Environmentalists, tax watchdogs, free market advocates, and (most importantly) bus enthusiasts have teamed up to suggest that policymakers rethink taxpayer subsidies designed to keep small rural airports afloat. Their timing is prescient. Lawmakers only last month scuffled over whether to cut the Essential Air Services program; some Republicans say it represents political pork and federal bloat.
A study released last week by the Natural Resources Defense Council, Taxpayers for Common Sense, the Reason Foundation, and the American Bus Association, found that bus service from small towns to major airport hubs costs considerably less than the EAS-subsidized airline hops from rural airports. Bus service also results in less fuel consumption and unhealthy emissions, the study found.
The coalition analyzed 38 EAS communities that are within 150 miles of a large or medium hub airport. The taxpayer subsidies per year for flights from the small airports to the larger ones are $60.8 million; passengers pay an additional $70.7 million annually. Bus service from those same areas to major hubs could be provided at a total operating cost of $33.9 million, the study found. Bus service might take an hour or so than a short plane hop, so the authors added another $8 million to account for the extra time. Even with that caveat, the cost for bus service is about half that of the short flights.

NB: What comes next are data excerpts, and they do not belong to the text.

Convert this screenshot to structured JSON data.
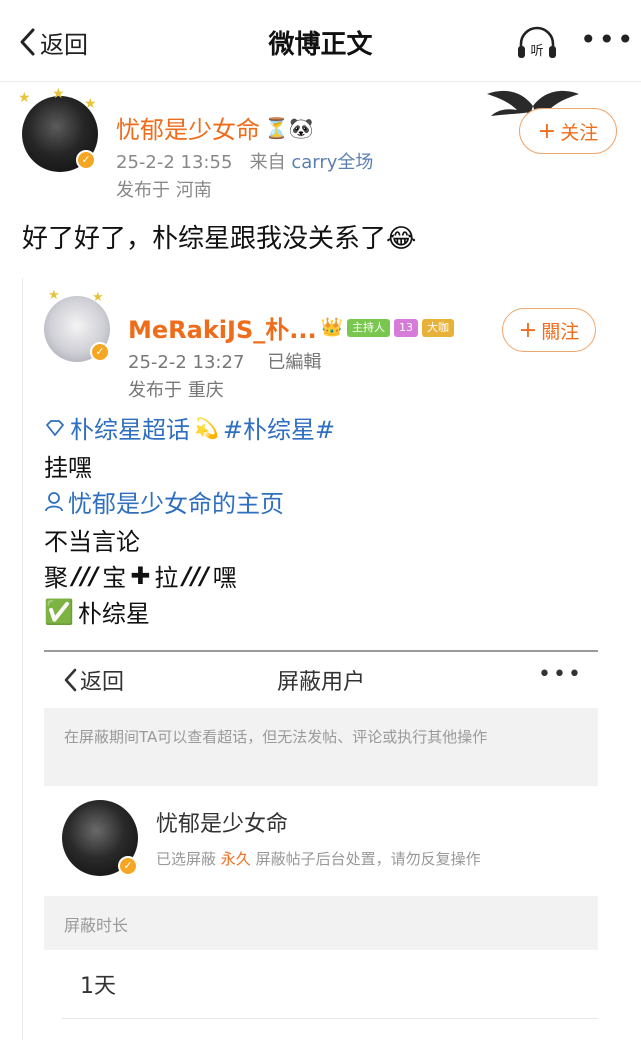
{
  "nav": {
    "back_label": "返回",
    "title": "微博正文",
    "listen_label": "听",
    "more_label": "•••"
  },
  "post": {
    "username": "忧郁是少女命",
    "username_emoji": "⏳🐼",
    "date": "25-2-2 13:55",
    "source_prefix": "来自",
    "source": "carry全场",
    "location": "发布于 河南",
    "follow_label": "关注",
    "text": "好了好了，朴综星跟我没关系了😂"
  },
  "embedded": {
    "username": "MeRakiJS_朴...",
    "badge_host": "主持人",
    "badge_level": "13",
    "badge_big": "大咖",
    "date": "25-2-2 13:27",
    "edited": "已編輯",
    "location": "发布于 重庆",
    "follow_label": "關注",
    "lines": {
      "l1_topic": "朴综星超话",
      "l1_star": "💫",
      "l1_tag": "#朴综星#",
      "l2": "挂嘿",
      "l3": "忧郁是少女命的主页",
      "l4": "不当言论",
      "l5_a": "聚",
      "l5_b": "///",
      "l5_c": "宝",
      "l5_d": "✚",
      "l5_e": "拉",
      "l5_f": "///",
      "l5_g": "嘿",
      "l6_check": "✅",
      "l6_text": "朴综星"
    }
  },
  "block_screen": {
    "back_label": "返回",
    "title": "屏蔽用户",
    "more_label": "•••",
    "notice": "在屏蔽期间TA可以查看超话，但无法发帖、评论或执行其他操作",
    "username": "忧郁是少女命",
    "status_prefix": "已选屏蔽",
    "status_duration": "永久",
    "status_suffix": "屏蔽帖子后台处置，请勿反复操作",
    "duration_header": "屏蔽时长",
    "duration_option": "1天"
  },
  "colors": {
    "accent_orange": "#ef6c1a",
    "link_blue": "#2f6fbf",
    "verified_badge": "#f6a623"
  }
}
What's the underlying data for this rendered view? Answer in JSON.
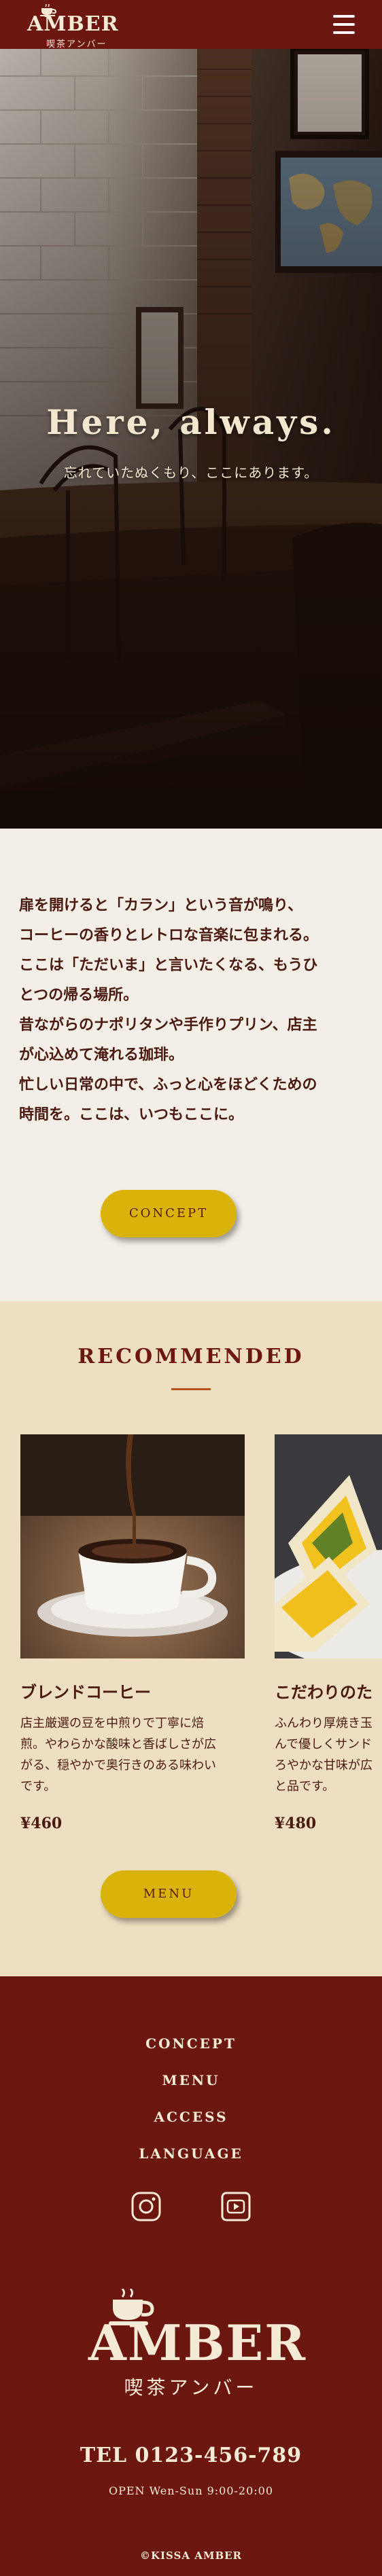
{
  "header": {
    "logo_text": "AMBER",
    "logo_sub": "喫茶アンバー",
    "menu_icon": "hamburger-icon"
  },
  "hero": {
    "title": "Here, always.",
    "subtitle": "忘れていたぬくもり、ここにあります。"
  },
  "intro": {
    "paragraphs": [
      "扉を開けると「カラン」という音が鳴り、",
      "コーヒーの香りとレトロな音楽に包まれる。",
      "ここは「ただいま」と言いたくなる、もうひ",
      "とつの帰る場所。",
      "昔ながらのナポリタンや手作りプリン、店主",
      "が心込めて淹れる珈琲。",
      "忙しい日常の中で、ふっと心をほどくための",
      "時間を。ここは、いつもここに。"
    ],
    "button_label": "CONCEPT"
  },
  "recommended": {
    "title": "RECOMMENDED",
    "items": [
      {
        "name": "ブレンドコーヒー",
        "desc_lines": [
          "店主厳選の豆を中煎りで丁寧に焙",
          "煎。やわらかな酸味と香ばしさが広",
          "がる、穏やかで奥行きのある味わい",
          "です。"
        ],
        "price": "¥460"
      },
      {
        "name": "こだわりのた",
        "desc_lines": [
          "ふんわり厚焼き玉",
          "んで優しくサンド",
          "ろやかな甘味が広",
          "と品です。"
        ],
        "price": "¥480"
      }
    ],
    "button_label": "MENU"
  },
  "footer": {
    "nav": [
      "CONCEPT",
      "MENU",
      "ACCESS",
      "LANGUAGE"
    ],
    "social_icons": [
      "instagram-icon",
      "youtube-icon"
    ],
    "logo_text": "AMBER",
    "logo_sub": "喫茶アンバー",
    "tel": "TEL 0123-456-789",
    "open": "OPEN Wen-Sun 9:00-20:00",
    "copyright": "©KISSA AMBER"
  },
  "colors": {
    "brand_dark_red": "#6b1710",
    "accent_gold": "#d9b30a",
    "cream": "#f4ead6",
    "intro_bg": "#f3efe7",
    "recommended_bg": "#efdfc2"
  }
}
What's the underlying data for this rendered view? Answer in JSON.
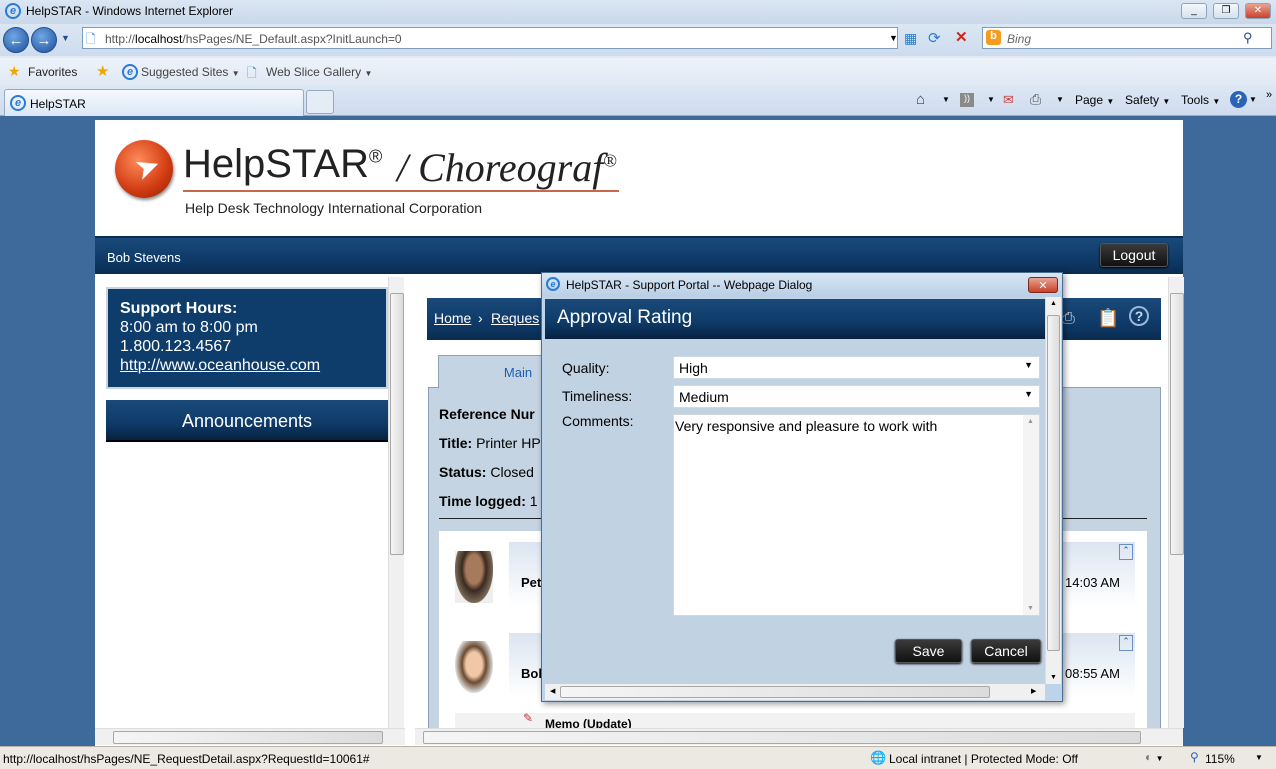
{
  "browser": {
    "window_title": "HelpSTAR - Windows Internet Explorer",
    "address_prefix": "http://",
    "address_host": "localhost",
    "address_path": "/hsPages/NE_Default.aspx?InitLaunch=0",
    "search_placeholder": "Bing",
    "favorites": {
      "label": "Favorites",
      "items": [
        {
          "label": "Suggested Sites"
        },
        {
          "label": "Web Slice Gallery"
        }
      ]
    },
    "tab_label": "HelpSTAR",
    "command_menus": [
      {
        "label": "Page"
      },
      {
        "label": "Safety"
      },
      {
        "label": "Tools"
      }
    ],
    "status": {
      "url": "http://localhost/hsPages/NE_RequestDetail.aspx?RequestId=10061#",
      "zone": "Local intranet | Protected Mode: Off",
      "zoom": "115%"
    }
  },
  "header": {
    "logo_brand": "HelpSTAR",
    "logo_product": "Choreograf",
    "logo_company": "Help Desk Technology International Corporation",
    "user_name": "Bob Stevens",
    "logout_label": "Logout"
  },
  "sidebar": {
    "support_title": "Support Hours:",
    "hours": "8:00 am to 8:00 pm",
    "phone": "1.800.123.4567",
    "website": "http://www.oceanhouse.com",
    "announcements_title": "Announcements"
  },
  "main": {
    "breadcrumb": [
      {
        "label": "Home"
      },
      {
        "label": "Reques"
      }
    ],
    "tab_main": "Main",
    "fields": [
      {
        "label": "Reference Nur",
        "value": ""
      },
      {
        "label": "Title:",
        "value": "Printer HP"
      },
      {
        "label": "Status:",
        "value": "Closed"
      },
      {
        "label": "Time logged:",
        "value": "1"
      }
    ],
    "entries": [
      {
        "author": "Pet",
        "time": "14:03 AM"
      },
      {
        "author": "Bob",
        "time": "08:55 AM"
      }
    ],
    "memo_label": "Memo (Update)"
  },
  "dialog": {
    "window_title": "HelpSTAR - Support Portal -- Webpage Dialog",
    "heading": "Approval Rating",
    "quality_label": "Quality:",
    "quality_value": "High",
    "timeliness_label": "Timeliness:",
    "timeliness_value": "Medium",
    "comments_label": "Comments:",
    "comments_value": "Very responsive and pleasure to work with",
    "save_label": "Save",
    "cancel_label": "Cancel"
  },
  "colors": {
    "brand_navy": "#0e3a68",
    "page_bg": "#3e6a9b",
    "dialog_bg": "#c1d2e2"
  }
}
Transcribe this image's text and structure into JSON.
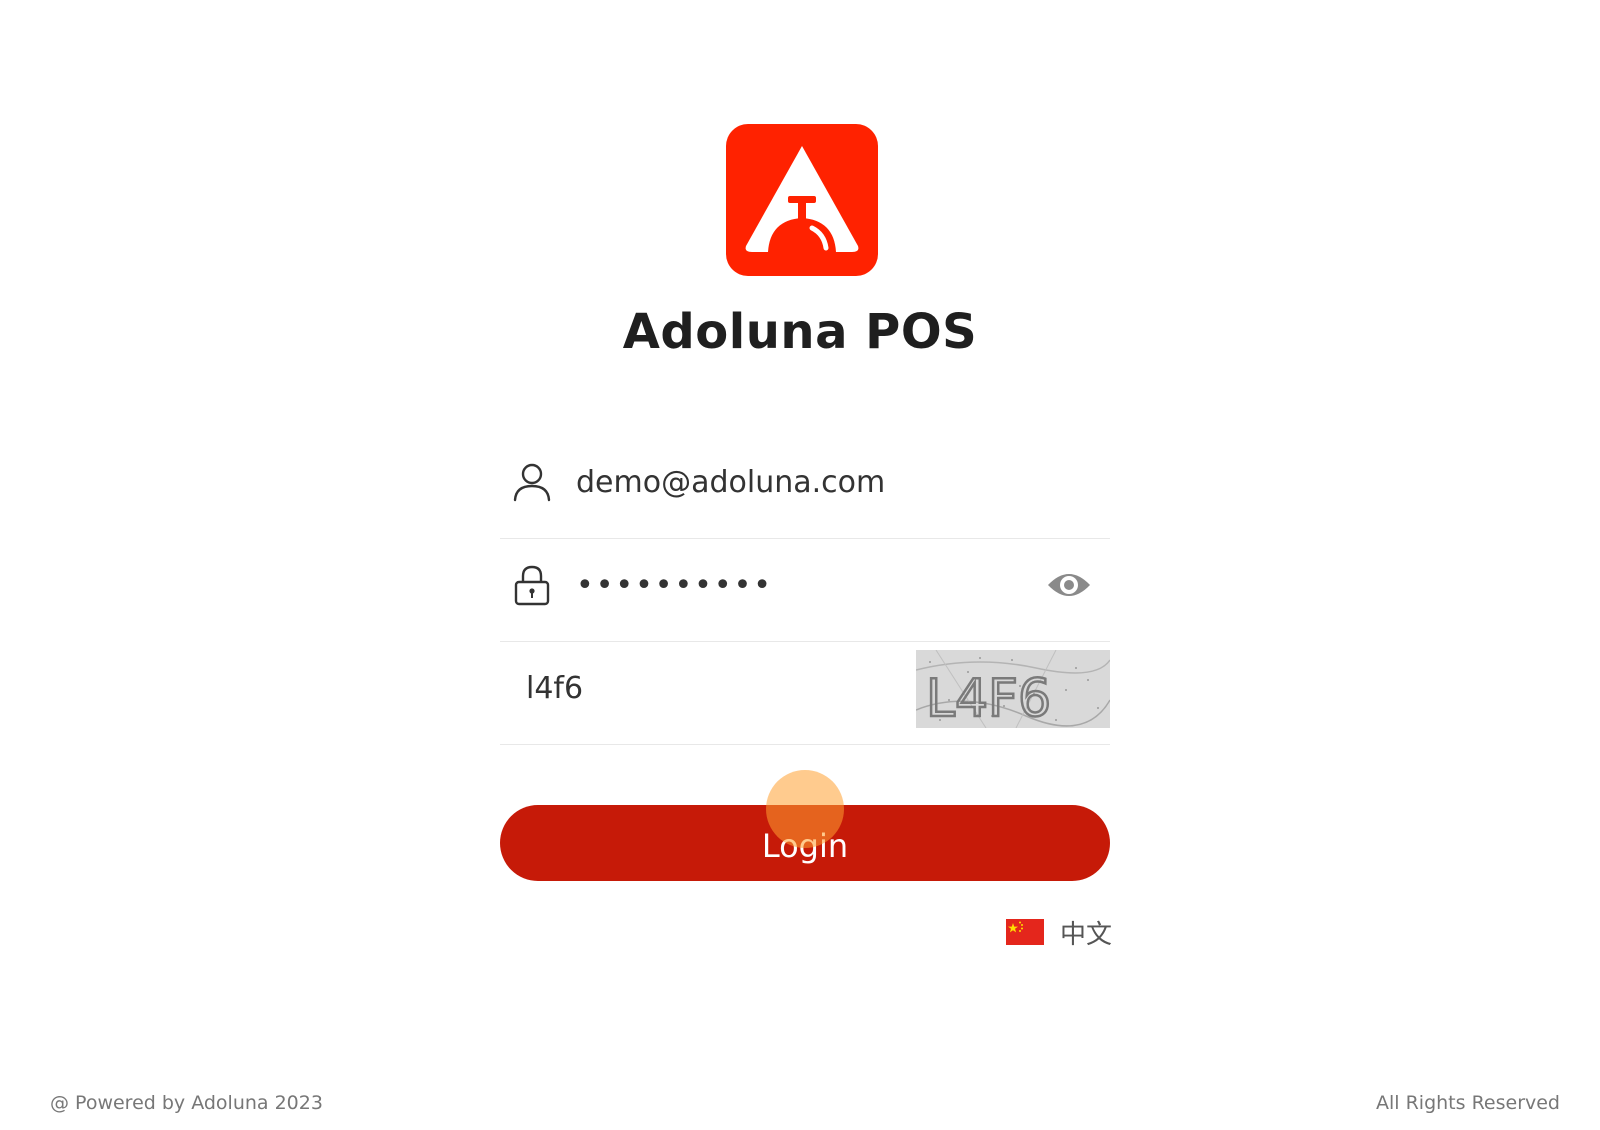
{
  "app": {
    "title": "Adoluna POS",
    "brand_color": "#ff2200"
  },
  "form": {
    "email": {
      "value": "demo@adoluna.com",
      "icon": "user-icon"
    },
    "password": {
      "masked_value": "••••••••••",
      "icon": "lock-icon",
      "toggle_icon": "eye-icon"
    },
    "captcha": {
      "value": "l4f6",
      "image_text": "L4F6"
    },
    "login_label": "Login",
    "login_color": "#c61a08"
  },
  "language": {
    "label": "中文",
    "flag": "china-flag-icon"
  },
  "footer": {
    "left": "@ Powered by Adoluna 2023",
    "right": "All Rights Reserved"
  }
}
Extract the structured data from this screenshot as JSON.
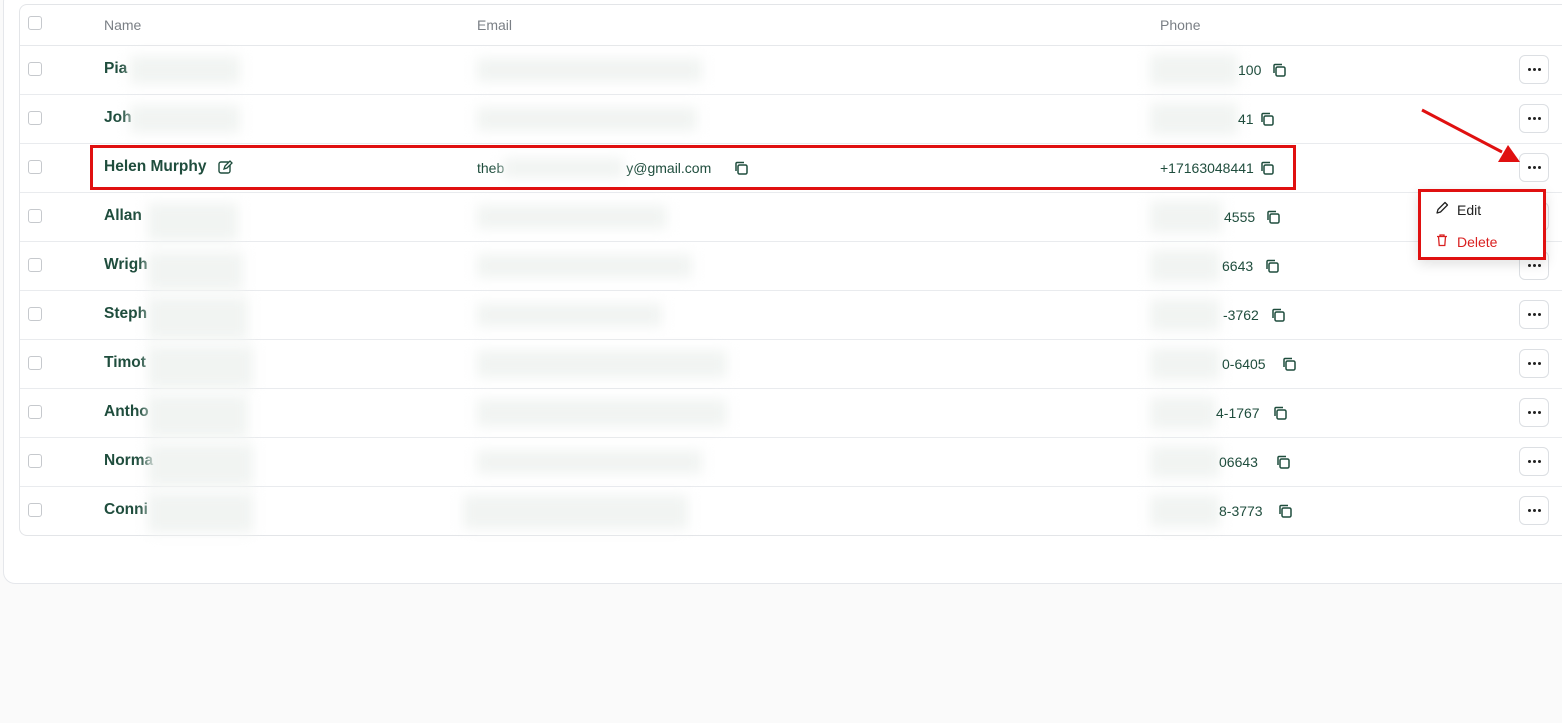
{
  "table": {
    "headers": {
      "name": "Name",
      "email": "Email",
      "phone": "Phone"
    },
    "rows": [
      {
        "name": "Pia",
        "email": "",
        "phone": "100"
      },
      {
        "name": "Joh",
        "email": "",
        "phone": "41"
      },
      {
        "name": "Helen Murphy",
        "email": "theb",
        "email_end": "y@gmail.com",
        "phone": "+17163048441"
      },
      {
        "name": "Allan",
        "email": "",
        "phone": "4555"
      },
      {
        "name": "Wrigh",
        "email": "",
        "phone": "6643"
      },
      {
        "name": "Steph",
        "email": "",
        "phone": "-3762"
      },
      {
        "name": "Timot",
        "email": "",
        "phone": "0-6405"
      },
      {
        "name": "Antho",
        "email": "",
        "phone": "4-1767"
      },
      {
        "name": "Norma",
        "email": "",
        "phone": "06643"
      },
      {
        "name": "Conni",
        "email": "",
        "phone": "8-3773"
      }
    ]
  },
  "menu": {
    "edit_label": "Edit",
    "delete_label": "Delete"
  },
  "colors": {
    "accent": "#1f4d3d",
    "annotation": "#e01010",
    "delete": "#d92020"
  }
}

The Essential Air Service subsidies were created in 1978 when the airline industry was deregulated, and times have changed since then. Air service isn't the only viable means of getting from one place to another, according to the groups funding the study. "Back in 1978, no one thought bus service was sexy," said Reason Foundation's senior transportation policy analyst Shirley Ybarra.
Does it make sense to maintain rural airports through subsidies? How important is it to for rural residents to be able to easily reach an airport? Have buses been given short shrift in federal policy? Even if the subsidies are eliminated for some areas, wouldn't it simply be easier to travel by car? When should the federal government step in to make sure everyone has access to at least one long-distance travel option?